The Declaration was taken further in a Joint Action Plan where both sides agreed to identify and develop ways of widening access and overcoming the barriers to dissemination of carbon-saving energy technologies in India and the EU and more widely; to increase funding and promote public-private partnerships for research and development of cleaner technologies; to promote adaptive research and development to suit the resource endowment of both parties; to reduce the price gap between "cleaner" and "less efficient" technologies by seeking economies of scale; to hold experts' meetings on climate change, including on the Clean Development Mechanism (CDM) in 2005. There is therefore an increasing focus on technology as the main way to address the climate change problem, particularly in the long-run. And it is also clear that international cooperation can help develop and disseminate climate-friendly technologies.

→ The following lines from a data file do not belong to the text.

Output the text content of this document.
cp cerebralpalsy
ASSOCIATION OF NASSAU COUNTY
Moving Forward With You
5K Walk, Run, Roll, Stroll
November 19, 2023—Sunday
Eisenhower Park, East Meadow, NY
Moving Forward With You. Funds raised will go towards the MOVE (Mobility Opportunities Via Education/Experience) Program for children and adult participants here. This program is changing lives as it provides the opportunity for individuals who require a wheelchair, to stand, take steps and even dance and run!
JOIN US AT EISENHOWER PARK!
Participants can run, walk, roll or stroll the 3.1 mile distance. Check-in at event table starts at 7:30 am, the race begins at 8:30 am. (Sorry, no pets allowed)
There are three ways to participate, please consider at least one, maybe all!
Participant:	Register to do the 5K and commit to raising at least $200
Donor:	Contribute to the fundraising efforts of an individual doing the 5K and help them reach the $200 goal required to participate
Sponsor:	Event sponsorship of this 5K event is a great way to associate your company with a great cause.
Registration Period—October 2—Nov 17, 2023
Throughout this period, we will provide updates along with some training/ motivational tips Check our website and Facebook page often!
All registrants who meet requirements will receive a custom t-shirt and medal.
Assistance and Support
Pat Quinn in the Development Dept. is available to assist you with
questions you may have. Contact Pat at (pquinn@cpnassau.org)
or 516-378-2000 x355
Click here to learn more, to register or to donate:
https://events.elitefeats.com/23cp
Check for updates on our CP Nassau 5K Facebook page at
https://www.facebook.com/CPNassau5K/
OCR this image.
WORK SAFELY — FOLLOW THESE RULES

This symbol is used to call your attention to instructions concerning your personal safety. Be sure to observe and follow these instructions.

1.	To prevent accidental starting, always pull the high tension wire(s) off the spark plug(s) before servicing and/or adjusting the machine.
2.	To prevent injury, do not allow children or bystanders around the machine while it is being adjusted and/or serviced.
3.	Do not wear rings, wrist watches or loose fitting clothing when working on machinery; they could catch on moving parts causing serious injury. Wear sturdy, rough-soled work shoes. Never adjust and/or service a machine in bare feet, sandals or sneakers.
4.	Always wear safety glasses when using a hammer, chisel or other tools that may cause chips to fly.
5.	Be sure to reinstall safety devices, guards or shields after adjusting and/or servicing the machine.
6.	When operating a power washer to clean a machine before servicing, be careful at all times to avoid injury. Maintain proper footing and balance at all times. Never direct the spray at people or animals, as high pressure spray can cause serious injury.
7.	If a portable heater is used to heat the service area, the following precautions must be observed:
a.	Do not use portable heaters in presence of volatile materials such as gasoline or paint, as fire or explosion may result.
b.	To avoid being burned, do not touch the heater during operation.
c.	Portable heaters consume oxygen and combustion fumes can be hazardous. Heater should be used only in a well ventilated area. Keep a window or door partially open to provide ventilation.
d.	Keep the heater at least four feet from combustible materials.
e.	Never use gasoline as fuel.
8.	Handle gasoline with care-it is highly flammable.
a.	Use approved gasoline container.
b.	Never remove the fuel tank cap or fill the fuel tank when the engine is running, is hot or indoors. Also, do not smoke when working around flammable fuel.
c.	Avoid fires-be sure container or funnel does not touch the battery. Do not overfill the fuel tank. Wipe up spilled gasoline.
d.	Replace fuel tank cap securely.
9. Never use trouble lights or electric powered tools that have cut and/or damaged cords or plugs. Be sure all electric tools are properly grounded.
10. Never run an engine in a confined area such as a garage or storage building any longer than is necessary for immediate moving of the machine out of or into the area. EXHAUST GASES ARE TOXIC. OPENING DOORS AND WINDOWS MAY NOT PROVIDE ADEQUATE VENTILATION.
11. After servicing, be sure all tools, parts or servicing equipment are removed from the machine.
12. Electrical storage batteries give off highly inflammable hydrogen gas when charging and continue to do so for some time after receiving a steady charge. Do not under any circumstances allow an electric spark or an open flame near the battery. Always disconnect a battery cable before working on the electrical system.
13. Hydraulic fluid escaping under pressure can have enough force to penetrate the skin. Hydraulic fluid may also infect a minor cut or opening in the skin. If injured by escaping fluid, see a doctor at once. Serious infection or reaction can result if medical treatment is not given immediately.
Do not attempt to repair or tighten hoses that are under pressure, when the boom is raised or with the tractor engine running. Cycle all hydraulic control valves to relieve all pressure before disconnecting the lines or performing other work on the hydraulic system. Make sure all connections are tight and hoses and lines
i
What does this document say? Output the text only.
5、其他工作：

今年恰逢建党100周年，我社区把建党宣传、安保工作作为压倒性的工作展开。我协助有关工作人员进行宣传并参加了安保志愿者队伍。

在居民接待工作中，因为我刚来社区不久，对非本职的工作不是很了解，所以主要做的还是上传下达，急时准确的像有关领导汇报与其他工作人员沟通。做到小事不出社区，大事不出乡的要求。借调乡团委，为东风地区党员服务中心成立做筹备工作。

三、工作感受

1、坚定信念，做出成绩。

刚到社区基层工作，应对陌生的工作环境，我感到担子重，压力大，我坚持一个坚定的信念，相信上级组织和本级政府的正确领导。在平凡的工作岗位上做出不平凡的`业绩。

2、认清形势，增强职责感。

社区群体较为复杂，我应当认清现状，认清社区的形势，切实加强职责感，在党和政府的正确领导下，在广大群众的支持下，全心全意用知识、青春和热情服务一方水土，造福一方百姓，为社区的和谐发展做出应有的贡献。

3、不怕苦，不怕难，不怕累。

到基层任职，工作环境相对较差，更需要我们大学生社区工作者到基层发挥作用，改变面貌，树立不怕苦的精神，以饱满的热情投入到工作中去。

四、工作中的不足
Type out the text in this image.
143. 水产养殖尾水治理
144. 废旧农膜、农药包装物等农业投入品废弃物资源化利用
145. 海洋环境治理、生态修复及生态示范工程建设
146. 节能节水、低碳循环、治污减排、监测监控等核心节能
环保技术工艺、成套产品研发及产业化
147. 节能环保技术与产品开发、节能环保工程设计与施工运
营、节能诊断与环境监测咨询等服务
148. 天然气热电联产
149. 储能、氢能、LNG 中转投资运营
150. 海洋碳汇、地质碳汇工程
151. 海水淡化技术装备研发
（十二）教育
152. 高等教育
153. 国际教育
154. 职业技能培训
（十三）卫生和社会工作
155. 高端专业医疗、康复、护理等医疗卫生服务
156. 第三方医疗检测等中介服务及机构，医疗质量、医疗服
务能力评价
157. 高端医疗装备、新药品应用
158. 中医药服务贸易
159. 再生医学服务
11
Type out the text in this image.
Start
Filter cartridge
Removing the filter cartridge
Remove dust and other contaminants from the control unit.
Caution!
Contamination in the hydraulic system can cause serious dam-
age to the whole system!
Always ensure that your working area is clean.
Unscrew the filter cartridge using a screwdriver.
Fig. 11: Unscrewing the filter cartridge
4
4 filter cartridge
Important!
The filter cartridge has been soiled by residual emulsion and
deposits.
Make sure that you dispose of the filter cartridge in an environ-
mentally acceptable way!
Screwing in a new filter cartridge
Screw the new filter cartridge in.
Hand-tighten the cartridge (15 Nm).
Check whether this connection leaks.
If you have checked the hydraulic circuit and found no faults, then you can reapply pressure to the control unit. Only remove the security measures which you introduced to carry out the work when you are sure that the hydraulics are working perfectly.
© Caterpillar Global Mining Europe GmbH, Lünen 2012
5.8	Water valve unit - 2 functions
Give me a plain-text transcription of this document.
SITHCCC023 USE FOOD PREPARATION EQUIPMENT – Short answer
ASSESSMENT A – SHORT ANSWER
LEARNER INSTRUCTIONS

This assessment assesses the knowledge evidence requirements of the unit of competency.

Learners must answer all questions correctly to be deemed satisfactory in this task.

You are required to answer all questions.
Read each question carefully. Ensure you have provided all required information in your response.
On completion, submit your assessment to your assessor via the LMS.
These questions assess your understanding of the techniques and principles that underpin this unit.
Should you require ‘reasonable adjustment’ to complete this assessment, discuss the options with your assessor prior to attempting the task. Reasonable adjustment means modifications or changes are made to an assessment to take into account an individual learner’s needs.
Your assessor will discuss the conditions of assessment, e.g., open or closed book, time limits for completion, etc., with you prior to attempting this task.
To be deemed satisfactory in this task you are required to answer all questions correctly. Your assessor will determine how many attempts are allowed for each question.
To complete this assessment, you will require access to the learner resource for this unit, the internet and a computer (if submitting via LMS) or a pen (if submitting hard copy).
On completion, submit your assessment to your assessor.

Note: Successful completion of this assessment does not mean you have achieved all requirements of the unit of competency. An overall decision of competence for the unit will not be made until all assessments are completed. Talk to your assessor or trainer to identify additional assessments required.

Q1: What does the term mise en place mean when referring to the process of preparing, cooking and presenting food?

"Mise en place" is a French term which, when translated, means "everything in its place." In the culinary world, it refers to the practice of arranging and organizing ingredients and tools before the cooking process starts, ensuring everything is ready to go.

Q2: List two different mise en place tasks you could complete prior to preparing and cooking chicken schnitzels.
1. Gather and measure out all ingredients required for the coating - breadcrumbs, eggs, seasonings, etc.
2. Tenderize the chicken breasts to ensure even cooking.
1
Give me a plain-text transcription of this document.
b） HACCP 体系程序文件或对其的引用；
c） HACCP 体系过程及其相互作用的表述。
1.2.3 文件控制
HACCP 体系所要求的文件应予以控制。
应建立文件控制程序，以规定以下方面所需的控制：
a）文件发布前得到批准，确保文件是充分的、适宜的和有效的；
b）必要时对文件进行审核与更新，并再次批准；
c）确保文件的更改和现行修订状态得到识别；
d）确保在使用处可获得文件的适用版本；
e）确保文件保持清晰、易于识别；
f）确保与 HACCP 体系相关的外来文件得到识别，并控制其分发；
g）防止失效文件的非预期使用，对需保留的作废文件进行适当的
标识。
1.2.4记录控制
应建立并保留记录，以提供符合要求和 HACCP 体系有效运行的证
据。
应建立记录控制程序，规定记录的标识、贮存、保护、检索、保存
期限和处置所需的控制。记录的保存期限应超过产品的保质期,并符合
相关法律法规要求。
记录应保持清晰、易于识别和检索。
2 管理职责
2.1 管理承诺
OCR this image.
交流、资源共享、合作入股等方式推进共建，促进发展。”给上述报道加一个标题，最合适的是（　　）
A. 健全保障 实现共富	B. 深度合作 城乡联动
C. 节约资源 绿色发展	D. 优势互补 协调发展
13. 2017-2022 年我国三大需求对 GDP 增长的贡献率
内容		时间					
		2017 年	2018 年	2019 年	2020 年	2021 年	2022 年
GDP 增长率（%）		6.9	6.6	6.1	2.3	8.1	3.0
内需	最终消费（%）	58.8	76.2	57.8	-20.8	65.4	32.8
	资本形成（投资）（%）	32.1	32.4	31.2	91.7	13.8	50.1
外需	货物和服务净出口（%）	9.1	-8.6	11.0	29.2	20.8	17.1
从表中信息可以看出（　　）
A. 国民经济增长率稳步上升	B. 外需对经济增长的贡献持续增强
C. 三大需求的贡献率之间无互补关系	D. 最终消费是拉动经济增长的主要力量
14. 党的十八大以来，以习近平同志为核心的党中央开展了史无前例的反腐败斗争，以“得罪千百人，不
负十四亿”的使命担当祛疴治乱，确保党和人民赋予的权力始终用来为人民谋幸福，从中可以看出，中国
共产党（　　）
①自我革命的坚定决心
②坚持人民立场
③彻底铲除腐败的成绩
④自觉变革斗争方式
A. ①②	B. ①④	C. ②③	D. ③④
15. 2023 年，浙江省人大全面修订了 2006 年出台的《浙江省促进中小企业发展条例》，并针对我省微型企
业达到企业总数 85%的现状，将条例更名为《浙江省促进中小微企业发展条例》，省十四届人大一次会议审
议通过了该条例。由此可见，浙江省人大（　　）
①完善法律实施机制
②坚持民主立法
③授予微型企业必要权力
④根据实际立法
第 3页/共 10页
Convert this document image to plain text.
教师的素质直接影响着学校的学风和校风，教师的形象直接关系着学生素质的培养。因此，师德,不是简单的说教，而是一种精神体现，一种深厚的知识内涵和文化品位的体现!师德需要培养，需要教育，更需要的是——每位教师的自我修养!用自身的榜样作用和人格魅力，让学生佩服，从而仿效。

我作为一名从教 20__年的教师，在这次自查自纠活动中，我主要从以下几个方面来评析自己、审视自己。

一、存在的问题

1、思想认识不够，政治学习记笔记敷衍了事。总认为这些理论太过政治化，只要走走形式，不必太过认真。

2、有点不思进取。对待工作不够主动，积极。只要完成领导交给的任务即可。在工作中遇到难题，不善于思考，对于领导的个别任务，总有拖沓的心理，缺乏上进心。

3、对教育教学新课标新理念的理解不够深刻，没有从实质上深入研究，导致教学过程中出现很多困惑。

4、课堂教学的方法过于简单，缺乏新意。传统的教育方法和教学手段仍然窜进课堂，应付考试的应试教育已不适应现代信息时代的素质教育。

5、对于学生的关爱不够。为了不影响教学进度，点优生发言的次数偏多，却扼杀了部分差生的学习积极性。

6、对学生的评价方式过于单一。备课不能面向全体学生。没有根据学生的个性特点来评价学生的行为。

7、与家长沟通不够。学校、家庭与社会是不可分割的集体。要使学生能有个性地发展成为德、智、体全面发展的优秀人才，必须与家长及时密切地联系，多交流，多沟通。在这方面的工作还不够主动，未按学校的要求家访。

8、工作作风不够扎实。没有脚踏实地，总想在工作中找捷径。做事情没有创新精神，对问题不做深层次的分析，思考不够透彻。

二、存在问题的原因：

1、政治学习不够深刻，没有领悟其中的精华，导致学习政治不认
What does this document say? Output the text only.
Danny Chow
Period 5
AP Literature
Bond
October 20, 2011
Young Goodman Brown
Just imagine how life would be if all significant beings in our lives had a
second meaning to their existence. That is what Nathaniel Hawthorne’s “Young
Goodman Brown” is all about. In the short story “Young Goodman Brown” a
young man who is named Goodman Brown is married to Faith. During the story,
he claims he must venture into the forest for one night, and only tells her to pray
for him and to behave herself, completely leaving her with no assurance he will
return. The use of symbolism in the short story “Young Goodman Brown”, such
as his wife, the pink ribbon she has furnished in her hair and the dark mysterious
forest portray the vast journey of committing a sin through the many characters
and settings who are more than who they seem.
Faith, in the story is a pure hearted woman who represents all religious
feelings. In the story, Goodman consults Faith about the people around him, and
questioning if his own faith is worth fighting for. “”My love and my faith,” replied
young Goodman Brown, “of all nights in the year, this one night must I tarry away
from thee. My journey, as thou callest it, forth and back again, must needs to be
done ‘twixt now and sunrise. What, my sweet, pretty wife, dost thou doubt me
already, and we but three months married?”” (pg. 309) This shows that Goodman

The main objective of this research is to assess the benefits and costs of possible self-enforcing technology-based international agreements involving the EU, China and India with the aim of stabilizing the long term atmospheric concentrations of GHGs. The specific objectives of the project are:

  • To provide a detailed description of the available energy/technology options that might significantly reduce GHG emissions in China and India and their relative costs in comparison with EU and other OECD members (the possibility of endogenous technological learning (ETL) and the competition for innovation, expected in a world adapting to a new technology environment, being also analyzed).
  • To define the possible self-enforcing international agreements on GHG emission abatement, taking into account their economic impacts, including terms of trade changes, as well as the possible gains of multilateral and bilateral collaborations, Clean Development Mechanisms (CDM) and international emission trading (IET) in order to stimulate RD&D cooperation and technology transfers toward China and India.
  • To promote capacity building for modeling activities in China and India. Researchers from China and India who joined this project will benefit from high level scientific cooperation with leading European researchers and will develop databases and models for China and India that will be fully compatible with the most recent developments in EU and America concerning BU and TD modeling for energy-environment policy analysis. This ensemble of compatible models will be of great help for the development of a consistent dialogue between the parties in post-Kyoto negotiations.